1 System Design
We followed the structure of the starter code and kept the predefined interface. To summarize: • Index class implements the BSBI indexing algorithm
• Query class implements boolean conjunctive query processing algorithm
• BaseIndex defines the interface for writing/reading posting lists
• BasicIndex class writes uncompressed posting lists to/reads posting lists from disk • VBIndex writes/reads posting lists with variable byte encoding for gaps
• GammaIndex writes/reads posting lists with gamma encoding for gaps
There are also some helper classes, e.g. ListLengthComparator which is used for sorting posting lists when processing the query.
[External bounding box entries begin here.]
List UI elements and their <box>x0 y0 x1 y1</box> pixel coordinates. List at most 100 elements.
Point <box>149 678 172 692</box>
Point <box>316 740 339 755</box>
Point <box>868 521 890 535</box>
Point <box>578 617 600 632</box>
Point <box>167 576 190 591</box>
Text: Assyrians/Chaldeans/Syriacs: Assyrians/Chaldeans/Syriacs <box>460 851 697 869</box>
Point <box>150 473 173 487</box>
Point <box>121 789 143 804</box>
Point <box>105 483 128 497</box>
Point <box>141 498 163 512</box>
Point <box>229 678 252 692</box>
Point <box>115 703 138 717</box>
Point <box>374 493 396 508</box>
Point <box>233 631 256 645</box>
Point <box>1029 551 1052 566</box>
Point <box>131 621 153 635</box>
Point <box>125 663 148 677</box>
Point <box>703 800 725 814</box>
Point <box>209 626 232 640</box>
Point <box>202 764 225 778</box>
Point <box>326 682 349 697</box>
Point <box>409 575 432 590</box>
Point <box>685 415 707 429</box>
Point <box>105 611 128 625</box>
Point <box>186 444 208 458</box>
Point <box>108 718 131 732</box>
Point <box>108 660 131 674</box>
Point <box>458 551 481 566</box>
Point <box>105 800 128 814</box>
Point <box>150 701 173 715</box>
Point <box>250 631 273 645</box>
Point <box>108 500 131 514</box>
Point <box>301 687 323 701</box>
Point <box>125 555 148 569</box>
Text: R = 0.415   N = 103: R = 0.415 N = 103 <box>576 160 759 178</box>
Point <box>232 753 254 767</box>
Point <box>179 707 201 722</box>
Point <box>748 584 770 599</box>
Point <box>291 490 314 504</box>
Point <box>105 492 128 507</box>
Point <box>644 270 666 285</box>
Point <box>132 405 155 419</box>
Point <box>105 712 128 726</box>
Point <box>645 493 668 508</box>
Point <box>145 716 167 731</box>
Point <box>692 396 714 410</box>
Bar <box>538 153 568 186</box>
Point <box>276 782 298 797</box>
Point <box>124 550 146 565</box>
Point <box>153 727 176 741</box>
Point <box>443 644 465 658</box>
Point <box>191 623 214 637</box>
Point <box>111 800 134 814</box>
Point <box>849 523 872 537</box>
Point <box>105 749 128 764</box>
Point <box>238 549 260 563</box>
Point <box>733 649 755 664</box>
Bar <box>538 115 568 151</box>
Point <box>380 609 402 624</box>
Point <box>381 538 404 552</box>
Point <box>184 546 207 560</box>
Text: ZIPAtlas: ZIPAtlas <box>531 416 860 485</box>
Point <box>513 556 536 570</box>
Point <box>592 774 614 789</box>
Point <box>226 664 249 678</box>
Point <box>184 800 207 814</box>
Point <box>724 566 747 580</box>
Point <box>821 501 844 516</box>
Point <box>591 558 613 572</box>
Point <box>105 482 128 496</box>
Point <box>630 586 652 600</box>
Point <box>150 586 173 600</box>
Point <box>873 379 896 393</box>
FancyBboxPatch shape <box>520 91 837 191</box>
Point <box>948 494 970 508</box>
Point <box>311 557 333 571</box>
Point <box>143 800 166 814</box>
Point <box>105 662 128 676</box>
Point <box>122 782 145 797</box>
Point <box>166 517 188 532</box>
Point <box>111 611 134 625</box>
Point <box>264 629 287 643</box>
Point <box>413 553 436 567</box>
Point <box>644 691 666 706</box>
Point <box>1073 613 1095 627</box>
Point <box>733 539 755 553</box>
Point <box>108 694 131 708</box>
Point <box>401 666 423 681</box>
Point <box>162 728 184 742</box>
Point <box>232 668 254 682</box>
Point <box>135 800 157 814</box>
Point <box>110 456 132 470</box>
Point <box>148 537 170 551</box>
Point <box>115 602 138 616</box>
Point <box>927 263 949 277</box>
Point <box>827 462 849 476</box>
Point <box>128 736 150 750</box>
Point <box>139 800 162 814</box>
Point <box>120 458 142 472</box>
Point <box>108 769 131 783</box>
Some key algorithm are explained in detail as follows.
1.1 Indexing Algorithm
Key steps in the indexing algorithm are: 1. Process blocks one by one:
(a) For each block, traverse each file and generate pairs
(b) After processing all files in the block, sort the pairs first by Term
ID then by Doc ID and organize pairs with the same Term ID into a posting list
(c) Create a file and store the posting lists with specified posting list writing algorithm
(d) Push the file into the merge queue
2. Merge blocks into a unified index:
(a) Pop two block files from the queue
(b) Merge the postings lists with the same Term ID (if possible) into a single one with standard merging algorithm
1
(c) Write merged posting lists into a merged file (d) Push the merged file into the merge queue
(e) Proceed until the size of queue is 1
3. Write supplemental information (Term to Term ID mapping, Doc Name to Doc ID mapping, posting list positions) out to files
The indexing algorithm guarantees that:
1. Term ID and Doc ID are always greater than 0 (so there’s no problem for γ encoding)
2. When indexing the blocks, only one block is loaded into memory at a time
3. When merging two blocks, the indexes are loaded in in a stream fashion. That is, for each index to merge, only a posting list is loaded at a time.